Alexandria Ocasio-Cortez was called the “little girl with the big mouth.” A video of her as a teenager who dared to dance on a rooftop, swinging her hair, made national news. The Fox News crew calls her “Sandy,” a childlike nickname they hope will undercut her authority. For a few weeks in January, a fake nude photo of her circulated. Never mind that she walked her district for months, asking for votes from her neighbors while the incumbent she eventually took the seat from stayed comfortable at home. Now, as a congresswoman, she’s precocious with her big words and her big brain. She’s been told to “read an economics textbook,” despite majoring in the subject in college. She’s been told to listen to Aaron Sorkin of all people, the guy who writes television shows about politics, to respect his knowledge instead of her own. She’s referred to as “young lady” and “little girl” not only because she’s the youngest person in Congress, but because she is the youngest woman. The men would like to see her quiet. They’d like her to be seen and not heard.
Meanwhile, Brock Turner is a sad little boy who’s paid a steep price for his “twenty minutes of action.” Meanwhile, Brett Kavanaugh is just a college kid who likes a few brewskis. Meanwhile, boys will be boys.
Our politicians and pundits call women little girls to discredit them; they call men little boys to excuse them. And let me make it plain: it’s white men who get this infantilized forgiveness most of all. And men regain their adult, objective, powerful personhood as soon as they’re forgiven. Women strive to be taken seriously as powerful adults, but as children we were never presumed innocent.
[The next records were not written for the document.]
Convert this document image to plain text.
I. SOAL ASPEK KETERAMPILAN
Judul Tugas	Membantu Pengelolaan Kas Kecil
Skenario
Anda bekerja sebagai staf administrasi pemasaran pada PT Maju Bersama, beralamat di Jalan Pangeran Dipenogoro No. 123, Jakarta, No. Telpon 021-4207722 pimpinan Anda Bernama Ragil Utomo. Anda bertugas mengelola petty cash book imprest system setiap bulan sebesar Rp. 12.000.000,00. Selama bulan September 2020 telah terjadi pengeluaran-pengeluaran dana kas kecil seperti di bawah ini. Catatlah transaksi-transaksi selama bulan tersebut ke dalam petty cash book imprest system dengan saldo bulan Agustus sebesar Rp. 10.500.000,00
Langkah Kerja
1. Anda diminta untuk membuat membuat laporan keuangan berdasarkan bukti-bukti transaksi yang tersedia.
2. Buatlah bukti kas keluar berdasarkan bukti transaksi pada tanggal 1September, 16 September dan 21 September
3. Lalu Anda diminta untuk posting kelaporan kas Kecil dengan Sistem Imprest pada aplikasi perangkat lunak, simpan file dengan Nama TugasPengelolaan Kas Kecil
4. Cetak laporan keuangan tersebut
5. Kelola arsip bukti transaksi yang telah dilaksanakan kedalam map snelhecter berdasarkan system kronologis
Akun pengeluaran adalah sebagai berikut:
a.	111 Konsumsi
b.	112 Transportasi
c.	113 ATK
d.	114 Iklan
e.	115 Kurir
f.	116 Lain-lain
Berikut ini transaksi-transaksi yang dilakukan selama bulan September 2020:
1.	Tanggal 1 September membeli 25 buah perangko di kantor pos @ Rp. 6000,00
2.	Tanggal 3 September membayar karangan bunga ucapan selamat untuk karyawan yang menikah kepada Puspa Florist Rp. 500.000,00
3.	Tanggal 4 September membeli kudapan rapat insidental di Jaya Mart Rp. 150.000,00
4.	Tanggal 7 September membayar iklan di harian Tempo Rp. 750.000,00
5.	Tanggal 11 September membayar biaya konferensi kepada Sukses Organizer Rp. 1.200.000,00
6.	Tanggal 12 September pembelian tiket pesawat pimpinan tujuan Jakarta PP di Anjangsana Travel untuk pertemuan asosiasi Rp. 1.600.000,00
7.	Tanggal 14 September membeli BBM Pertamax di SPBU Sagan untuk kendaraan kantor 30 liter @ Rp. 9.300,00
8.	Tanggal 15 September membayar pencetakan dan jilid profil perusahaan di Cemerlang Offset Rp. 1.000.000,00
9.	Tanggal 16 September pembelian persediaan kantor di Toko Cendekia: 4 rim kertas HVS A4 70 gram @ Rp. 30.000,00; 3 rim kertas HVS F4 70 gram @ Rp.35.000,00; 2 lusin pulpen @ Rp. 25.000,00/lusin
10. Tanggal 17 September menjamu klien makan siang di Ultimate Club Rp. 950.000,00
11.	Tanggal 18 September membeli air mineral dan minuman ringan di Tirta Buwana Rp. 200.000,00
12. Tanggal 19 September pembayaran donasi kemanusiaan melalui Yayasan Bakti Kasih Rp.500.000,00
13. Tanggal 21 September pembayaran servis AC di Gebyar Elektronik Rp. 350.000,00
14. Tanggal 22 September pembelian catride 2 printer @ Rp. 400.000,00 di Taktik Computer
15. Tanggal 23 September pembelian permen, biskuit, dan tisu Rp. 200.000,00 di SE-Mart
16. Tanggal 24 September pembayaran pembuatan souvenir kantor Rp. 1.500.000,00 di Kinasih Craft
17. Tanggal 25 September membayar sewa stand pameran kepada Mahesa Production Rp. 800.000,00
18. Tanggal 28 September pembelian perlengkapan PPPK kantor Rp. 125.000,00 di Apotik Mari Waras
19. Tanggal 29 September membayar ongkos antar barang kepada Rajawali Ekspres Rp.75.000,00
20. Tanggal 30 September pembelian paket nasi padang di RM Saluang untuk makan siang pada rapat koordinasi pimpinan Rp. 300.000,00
We’re jailbait, Lolitas, temptresses. We’re too convincing in perceived, precocious womanhood when we’re just children. There are swimming pools and splash pads that won’t allow girl children to swim or play with a bare chest, as if a toddler’s child body could be incitement. Once women pass the jailbait phase, we’re hysterical, impulsive little girls, whiny, bratty, undereducated, and in need of a “strong man” to guide us.
The philosopher Kate Manne coined a phrase for the “excessive or inappropriate sympathy extended to a male wrongdoer over his female victim. Himpathy describes a reversal of the flow of sympathy away from her, its proper object, up the social hierarchy to him, assuming that he is no less privileged given intersecting social factors.”
What did it do to my sense of self-worth, spending the first half of my life looking forward, then the second half looking back? When was my powerful moment—why did I think it was only a moment—and how did I not know it was happening when it happened? Was there a day, briefly shimmering, when I was exactly right? Or have I always been too old for my own good, or too young to be taken seriously?
To whom would I be asking those questions? If any man, or every man, is setting the bar for how we should be women, or girls—how we should look, check our power, curtail what we can say, do, or become—we’ll never get the answers we deserve.
As a girl, and as a woman, I have always wanted the same answer: I’m exactly right, right now. I’m defining just one of the countless ways to be a woman, to age, to appear, to exist, to have power, autonomy, authority. I don’t need permission. Little girls grow up, and we can grow out of the lies we were told.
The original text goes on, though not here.